JEP 132: More-prompt finalization

Thu May 28 17:12:14 UTC 2015

Hi,

Did you know that the following simple loop:

public class FinalizableBottleneck {
     static boolean no;

     @Override
     protected void finalize() throws Throwable {
         // empty finalize() method does not make the object finalizable
         // (it is not even registered on the finalizer's list)
         if (no) {
             throw new AssertionError();
         }
     }

     public static void main(String[] args) {
         while (true) {
             new FinalizableBottleneck();
         }
     }
}

...quickly fills the entire heap with FinalizableBottleneck and internal 
Finalizer objects and brings the JVM to a halt?

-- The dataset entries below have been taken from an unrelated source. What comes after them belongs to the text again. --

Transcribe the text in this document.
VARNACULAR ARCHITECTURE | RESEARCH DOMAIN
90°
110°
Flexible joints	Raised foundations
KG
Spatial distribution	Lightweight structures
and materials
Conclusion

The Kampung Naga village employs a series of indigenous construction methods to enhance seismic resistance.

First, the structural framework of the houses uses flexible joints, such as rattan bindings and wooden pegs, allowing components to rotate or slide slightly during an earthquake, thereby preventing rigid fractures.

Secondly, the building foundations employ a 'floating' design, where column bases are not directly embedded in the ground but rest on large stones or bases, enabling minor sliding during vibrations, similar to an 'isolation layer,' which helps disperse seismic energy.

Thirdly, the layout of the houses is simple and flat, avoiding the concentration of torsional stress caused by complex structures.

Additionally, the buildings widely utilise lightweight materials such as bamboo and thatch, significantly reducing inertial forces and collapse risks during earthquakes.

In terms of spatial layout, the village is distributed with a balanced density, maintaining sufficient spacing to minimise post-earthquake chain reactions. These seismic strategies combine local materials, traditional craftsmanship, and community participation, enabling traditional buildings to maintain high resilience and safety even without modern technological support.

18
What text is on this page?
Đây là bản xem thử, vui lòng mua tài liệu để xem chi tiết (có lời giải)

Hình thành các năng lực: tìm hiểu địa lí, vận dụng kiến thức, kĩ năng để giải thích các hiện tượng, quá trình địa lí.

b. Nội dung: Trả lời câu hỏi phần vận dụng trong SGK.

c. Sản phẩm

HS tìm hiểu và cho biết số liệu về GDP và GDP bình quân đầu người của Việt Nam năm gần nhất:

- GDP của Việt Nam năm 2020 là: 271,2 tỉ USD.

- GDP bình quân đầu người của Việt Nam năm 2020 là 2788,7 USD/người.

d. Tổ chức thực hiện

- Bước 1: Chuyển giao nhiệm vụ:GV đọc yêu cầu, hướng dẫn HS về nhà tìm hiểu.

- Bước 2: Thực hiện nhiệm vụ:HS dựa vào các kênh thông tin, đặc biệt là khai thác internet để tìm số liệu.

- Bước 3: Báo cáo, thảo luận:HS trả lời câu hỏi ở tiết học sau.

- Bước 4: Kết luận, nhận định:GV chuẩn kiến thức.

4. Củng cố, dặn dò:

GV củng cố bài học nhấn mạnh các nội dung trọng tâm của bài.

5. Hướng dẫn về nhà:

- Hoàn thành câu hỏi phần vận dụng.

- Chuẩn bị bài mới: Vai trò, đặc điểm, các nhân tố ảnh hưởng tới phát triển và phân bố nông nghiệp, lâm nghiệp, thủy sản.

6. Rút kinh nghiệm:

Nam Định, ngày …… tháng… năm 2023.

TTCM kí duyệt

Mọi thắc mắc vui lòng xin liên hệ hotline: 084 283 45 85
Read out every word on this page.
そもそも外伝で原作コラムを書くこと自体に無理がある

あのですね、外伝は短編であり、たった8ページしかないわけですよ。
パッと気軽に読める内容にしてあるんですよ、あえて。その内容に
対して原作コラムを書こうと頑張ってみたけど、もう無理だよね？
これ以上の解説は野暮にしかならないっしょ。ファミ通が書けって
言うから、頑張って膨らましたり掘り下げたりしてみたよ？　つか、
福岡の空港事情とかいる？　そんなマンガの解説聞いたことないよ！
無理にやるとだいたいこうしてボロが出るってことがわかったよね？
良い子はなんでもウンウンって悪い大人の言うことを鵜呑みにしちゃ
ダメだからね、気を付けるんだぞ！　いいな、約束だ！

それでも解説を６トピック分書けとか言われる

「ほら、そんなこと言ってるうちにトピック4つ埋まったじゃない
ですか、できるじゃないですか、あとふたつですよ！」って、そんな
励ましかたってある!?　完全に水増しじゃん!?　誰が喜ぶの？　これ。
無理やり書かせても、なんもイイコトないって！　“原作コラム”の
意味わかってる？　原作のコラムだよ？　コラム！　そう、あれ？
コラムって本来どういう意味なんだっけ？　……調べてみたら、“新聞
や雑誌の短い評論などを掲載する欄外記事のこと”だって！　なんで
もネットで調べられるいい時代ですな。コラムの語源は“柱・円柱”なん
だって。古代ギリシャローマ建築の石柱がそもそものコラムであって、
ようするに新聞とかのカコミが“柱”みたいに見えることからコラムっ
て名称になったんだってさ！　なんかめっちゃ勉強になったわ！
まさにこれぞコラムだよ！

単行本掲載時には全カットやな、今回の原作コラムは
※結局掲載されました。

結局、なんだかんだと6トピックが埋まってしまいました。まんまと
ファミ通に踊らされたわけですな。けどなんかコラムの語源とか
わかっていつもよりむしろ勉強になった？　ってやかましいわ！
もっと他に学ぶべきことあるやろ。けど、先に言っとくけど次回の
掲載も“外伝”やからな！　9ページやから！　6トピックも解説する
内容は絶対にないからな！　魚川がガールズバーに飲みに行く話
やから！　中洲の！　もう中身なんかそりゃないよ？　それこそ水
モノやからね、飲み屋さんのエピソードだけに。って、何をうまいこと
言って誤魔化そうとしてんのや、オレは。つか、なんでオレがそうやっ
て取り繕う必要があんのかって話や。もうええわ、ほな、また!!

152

After a few seconds of 
running the above program, jmap -histo:live reports:

  num     #instances         #bytes  class name
----------------------------------------------
    1:      50048325     2001933000  java.lang.ref.Finalizer
    2:      50048278      800772448  FinalizableBottleneck

There are a couple of bottlenecks that make this happen:

- ReferenceHandler thread synchronizes with VM to unhook Reference(s) 
from the pending chain one be one and dispatches them to their respected 
ReferenceQueue(s) which also use synchronization for equeueing each 
Reference.
- Enqueueing synchronizes with the finalization thread which removes the 
Finalizer(s) (FinalReferences) from the finalization queue and executes 
them.
- Executing the Finalizer(s) removes them from the doubly-linked list of 
all Finalizer(s) which is used to retain them until they are needed and 
this synchronizes with the threads that link new Finalizer(s) into the 
doubly-linked list as new finalizable objects get registered.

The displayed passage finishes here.